Oggi mi piacerebbe andare in osteria. Ma non una di quelle di ora, che della trattoria hanno solo il nome e dietro il basso livello lessicale della denominazione nascondono locali d’alto pregio e una cucina di raffinata presunzione. Vorrei proprio mangiare in una di quelle osterie (una bettola, mi suggerisce una voce) con i tavoli di legno – un legno non pregiato e solo lavorato dai morsi del tempo e dalle nevrosi degli avventori – e con le sedie impagliate, i quadri brutti alle pareti, che raffigurano zingare e paesaggi di mare. Potrei consumare qualcosa di semplice a un prezzo onesto (aggettivi da tempo se non banditi quantomeno sgraditi nei nostri consessi, non solo in quelli gastronomici), ma soprattutto proverei piacere nel guardare l’umanità che frequenta il locale. Si tratta la maggior parte delle facce consuete di gente sconosciuta, venuta da un passato dove bellezza ed eleganza abitavano altri quartieri, e dove si poteva passare il tempo, tra un piatto e l’altro, a guardarsi intorno, a parlare col vicino visto per la prima volta. Vorrei ammirare rapito il cameriere che ciabatta, dalle movenze buffamente severe nella giacca bianca un po’ consunta, la padrona in evidente sovrappeso che si lamenta, ma insieme sorride e scherza, come in una recita ben congegnata.
Non ce ne sono più di osterie così. Per cercare la loro atmosfera devo tornare alle pagine di qualche poeta.

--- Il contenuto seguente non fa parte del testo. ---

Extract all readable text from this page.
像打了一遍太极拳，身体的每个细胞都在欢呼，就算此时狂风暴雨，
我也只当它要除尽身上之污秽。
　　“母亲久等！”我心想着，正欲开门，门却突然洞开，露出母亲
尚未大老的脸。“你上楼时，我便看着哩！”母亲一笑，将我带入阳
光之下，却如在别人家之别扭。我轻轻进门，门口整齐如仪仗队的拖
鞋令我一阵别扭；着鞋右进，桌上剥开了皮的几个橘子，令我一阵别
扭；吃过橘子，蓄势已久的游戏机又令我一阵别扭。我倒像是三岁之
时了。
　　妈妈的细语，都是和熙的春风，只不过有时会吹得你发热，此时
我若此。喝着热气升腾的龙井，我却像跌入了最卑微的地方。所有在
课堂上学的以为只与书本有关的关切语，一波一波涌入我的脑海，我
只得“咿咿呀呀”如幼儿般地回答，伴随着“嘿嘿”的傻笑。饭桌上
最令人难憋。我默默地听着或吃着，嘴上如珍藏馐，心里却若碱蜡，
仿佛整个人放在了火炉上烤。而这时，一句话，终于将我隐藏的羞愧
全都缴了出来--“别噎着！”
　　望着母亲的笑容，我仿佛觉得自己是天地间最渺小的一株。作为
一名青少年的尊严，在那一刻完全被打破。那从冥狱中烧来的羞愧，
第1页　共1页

Saba, ad esempio, che in Scorciatoie e raccontini afferma che “l’osteria romana nella quale prendo i miei pasti è uno dei luoghi nei quali amo l’Italia”. In questo spazio caro “entrano cani festosi, che nessuno sa di chi sono; bambini nudi con in mano un fiasco impagliato (vengono a comprare vino per papà)”. “Mangio solo come il Papa – conclude poi il poeta – non parlo a nessuno e mi diverto come a teatro”.
Di Sbarbaro è nota la Lettera dall’osteria, che comincia così:
 
In istato di grazia, amico Volta,
di notte da una bettola ti scrivo.
 

Stato di grazia: ché non so più grande
bene, di contemplare
tra la nebbia del vino i paesaggi
di cui rozz’arte ornò all’intorno i muri,
e l’ostessa baffuta o la ridente
ragazzotta che reca la terrina.

Attaccare discorso con chi capita
vicino; a chi sorride
sorridere; voler a tutti bene;
scantonato dal tempo e dallo Spazio,
guardare il mondo come un padreterno.

E uscire dalla bettola leggero
come la mongolfiera che s’invola;
sentir come tappeti di velluto
i lastricati sotto il piede incerto;
e voglia di cantare a squarciagola.

Al breve elenco, del tutto parziale e incompleto, non può mancare una poesia di Sandro Penna.
 
Le nere scale della mia taverna
tu discendi tutto intriso di vento.
I bei capelli caduti tu hai
sugli occhi vivi in un mio firmamento
remoto.
 
Nella fumosa taverna
ora è l’odore del porto e del vento.
Libero vento che modella i corpi
e muove il passo ai bianchi marinai.
 
Non ci sono più codeste osterie. O forse non ci sono poeti in osteria.